Numa noite de Inverno, o guarda-florestal Stepan ouviu um barulho debaixo da vedação e, ao sair para a soleira da cabana, viu um lobo exausto.
Pensou um pouco, mas mesmo assim trouxe carne congelada porque a floresta ficava estranhamente vazia no inverno e tornava-se muito difícil para os animais conseguirem comida.

O comportamento do animal pareceu imediatamente invulgar ao silvicultor. Os predadores vivem no seu território, caçam aí e raramente se aproximam das pessoas, exceto talvez porque têm muita fome.
O lobo passou a comer cada vez com mais frequência e os habitantes locais até começaram a insultar o silvicultor – ninguém queria ver um animal da floresta na aldeia.

Mas Stepan não prestou atenção e continuou a alimentar os animais. Percebeu que quando o lobo tem fome no inverno, torna-se mais perigoso para a aldeia.
Passado um tempo, as visitas do lobo pararam. Todos ficaram felizes, menos Stepan – já estava habituado ao convidado e até se aborreceu um pouco. Apenas dois meses depois, o guarda florestal ouviu um rugido familiar do lado de fora da janela.
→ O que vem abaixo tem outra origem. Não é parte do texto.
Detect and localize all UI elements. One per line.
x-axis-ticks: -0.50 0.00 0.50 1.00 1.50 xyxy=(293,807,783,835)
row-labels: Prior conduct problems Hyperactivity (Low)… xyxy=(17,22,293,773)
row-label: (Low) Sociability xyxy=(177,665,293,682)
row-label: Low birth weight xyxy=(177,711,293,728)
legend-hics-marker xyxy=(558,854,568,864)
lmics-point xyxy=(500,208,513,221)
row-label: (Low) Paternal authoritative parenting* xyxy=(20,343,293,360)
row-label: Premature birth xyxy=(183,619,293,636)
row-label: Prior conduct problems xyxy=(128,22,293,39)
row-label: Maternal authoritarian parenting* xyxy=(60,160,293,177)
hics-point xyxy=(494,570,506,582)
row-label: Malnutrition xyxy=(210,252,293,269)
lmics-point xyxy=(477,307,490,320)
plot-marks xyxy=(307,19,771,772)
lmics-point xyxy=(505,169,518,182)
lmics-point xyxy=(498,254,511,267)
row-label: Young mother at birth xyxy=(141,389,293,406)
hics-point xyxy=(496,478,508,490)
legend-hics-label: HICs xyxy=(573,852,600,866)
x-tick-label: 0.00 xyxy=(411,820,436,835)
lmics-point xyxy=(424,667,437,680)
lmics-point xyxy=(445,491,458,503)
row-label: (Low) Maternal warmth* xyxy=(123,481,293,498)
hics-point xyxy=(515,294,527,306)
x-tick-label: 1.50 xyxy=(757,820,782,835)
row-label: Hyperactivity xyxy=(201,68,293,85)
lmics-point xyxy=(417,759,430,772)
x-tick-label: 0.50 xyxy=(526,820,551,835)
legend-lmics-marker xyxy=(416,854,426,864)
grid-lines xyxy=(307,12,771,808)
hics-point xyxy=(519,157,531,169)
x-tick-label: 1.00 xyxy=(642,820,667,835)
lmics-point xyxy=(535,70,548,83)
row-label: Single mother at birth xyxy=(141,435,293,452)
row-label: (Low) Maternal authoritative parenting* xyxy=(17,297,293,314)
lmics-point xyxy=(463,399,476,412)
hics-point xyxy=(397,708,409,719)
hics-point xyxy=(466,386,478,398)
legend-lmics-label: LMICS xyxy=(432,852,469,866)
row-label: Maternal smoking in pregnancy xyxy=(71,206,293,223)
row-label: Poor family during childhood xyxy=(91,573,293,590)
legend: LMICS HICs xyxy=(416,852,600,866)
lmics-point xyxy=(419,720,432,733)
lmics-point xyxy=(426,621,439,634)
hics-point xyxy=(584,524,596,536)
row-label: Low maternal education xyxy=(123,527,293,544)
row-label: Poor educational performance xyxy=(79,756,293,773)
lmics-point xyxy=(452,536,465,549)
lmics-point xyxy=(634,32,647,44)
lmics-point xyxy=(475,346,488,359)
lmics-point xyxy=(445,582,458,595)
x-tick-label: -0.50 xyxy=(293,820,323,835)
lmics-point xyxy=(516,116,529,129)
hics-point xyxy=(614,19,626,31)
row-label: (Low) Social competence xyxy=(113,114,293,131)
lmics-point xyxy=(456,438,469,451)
O homem correu para o quintal e, de repente, viu que a loba tinha trazido consigo outros dois membros mais novos da alcateia. Os animais olharam para Stepan em silêncio.

De repente, o guarda florestal percebeu que a loba estava provavelmente a alimentar as crias de lobo com a carne que ele lhe tinha dado durante todo o inverno. E agora todo o rebanho foi levado para um novo local e o lobo veio despedir-se. Stepan tinha razão – nenhum lobo foi visto na área desde então.